People segregate themselves. They always have and they always will, regardless of the economic structure of a society or its political foundation. Members of the communist party in China have a very different life than the average Chinese. They live in different quarters, eat separately, they live a different life.

As far as programs go, there are a number of them. Firstly, school is a program. We have dropped the bar so low in many inner cities that not only do the kids have a poor education, but they don't learn job skills like showing up on time, handing in assignments on time and of acceptable quality, etc. Why is this? One of the reasons is that school has become inclusive and those who want an education are forced to share their education space with those who do not. It may be unfortunate, but there are a lot of kids who just need to be thrown out of school. I grew up in an inner city in the 70s and a lot of kids were tossed out. What happens to these kids? Don't know, but I do know that in order to break the cycle of poverty, getting them out of the way of preventing kids who want to learn is more important. I'd rather educate 10 kids properly if it meant breaking the cycle even if that meant that 20 went to jail. I received a quality education in an inner city public school. Where were the delinquents, don't know. The cops used to constantly harrass them and sweep them out of school areas, parks, librarys. They pushed them to a few square blocks where they hung out. They went home to eat, but they did not "hang out" in any of the common areas we used as kids, even on the streets where they lived. Today, the legal and racial pressure groups don't allow that which is why a kid in the inner city can't go to a park or library.

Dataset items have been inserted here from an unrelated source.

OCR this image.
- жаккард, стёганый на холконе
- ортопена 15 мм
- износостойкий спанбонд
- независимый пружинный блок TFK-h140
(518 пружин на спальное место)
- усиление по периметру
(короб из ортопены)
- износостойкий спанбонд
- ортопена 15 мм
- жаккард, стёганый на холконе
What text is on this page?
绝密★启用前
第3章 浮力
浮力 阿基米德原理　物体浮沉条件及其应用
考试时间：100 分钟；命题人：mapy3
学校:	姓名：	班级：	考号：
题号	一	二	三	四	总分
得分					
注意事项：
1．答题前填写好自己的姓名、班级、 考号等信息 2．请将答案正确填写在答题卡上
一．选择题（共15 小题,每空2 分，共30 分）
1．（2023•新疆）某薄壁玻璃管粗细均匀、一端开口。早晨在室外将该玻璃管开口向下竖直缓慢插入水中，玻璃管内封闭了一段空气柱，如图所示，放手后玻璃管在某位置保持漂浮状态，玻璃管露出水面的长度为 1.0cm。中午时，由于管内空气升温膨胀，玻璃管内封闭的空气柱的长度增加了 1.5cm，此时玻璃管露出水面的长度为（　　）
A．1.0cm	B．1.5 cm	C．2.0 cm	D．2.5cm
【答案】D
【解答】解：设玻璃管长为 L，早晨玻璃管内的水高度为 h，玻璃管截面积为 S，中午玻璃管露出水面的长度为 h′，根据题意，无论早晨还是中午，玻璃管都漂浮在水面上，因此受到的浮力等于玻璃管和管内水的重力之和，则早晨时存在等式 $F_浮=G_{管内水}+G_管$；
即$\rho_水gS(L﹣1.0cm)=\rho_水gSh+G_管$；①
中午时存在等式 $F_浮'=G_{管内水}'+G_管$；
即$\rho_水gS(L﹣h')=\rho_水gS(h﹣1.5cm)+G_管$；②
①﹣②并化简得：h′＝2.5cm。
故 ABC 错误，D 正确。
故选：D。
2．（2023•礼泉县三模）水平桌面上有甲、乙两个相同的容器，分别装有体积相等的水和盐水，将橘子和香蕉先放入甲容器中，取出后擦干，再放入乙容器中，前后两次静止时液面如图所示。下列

There are easily envisioned programs. The trades for example. Right now we have a city, Joplin, MO that has essentially been wiped off the map. Why not take a bunch of gents from the inner city and have them apprentice in Joplin and rebuild that city. Live in temporary housing, zero drug tolerance, put 6 hours in on the job, two in class, reading/writing/basic math and have them come out in a year or two with a union membership and a set of tools? How many people could still be working to build New Orleans were we to have a program like that? We spent over $40bn in Katrina relief and you can count the positive results on one hand. That is the kind of stimulus program that makes sense. Two things are built, the physical infrastructure and the human infrastructure of the country. Before we jump on the "George Bush failed in Katrina" keep in mind that he did allocate $40bn, much of it was wasted on the ground by local officials and that the primary group preventing that kind of program would be the trade unions.

There are things that can be done to help, but with all of them, removing the hardend criminal element, regardless of the cause of that criminal behavior out of the environment to make it an acceptable place for folks to acquire life skills is an absolute requirement. If that means tossing them in jail, so be it. If that means building more jails, so be it. Sorry, but the 25 year old who has been carrying a gun and in the gang scene for 10 years is lost. For every $1 we spend on trying to rehabilitate him we are wasting a $1 on someone who is not lost. Tough, but that community is not uniform and it needs to be further segmented and the criminal/drug element further isolated.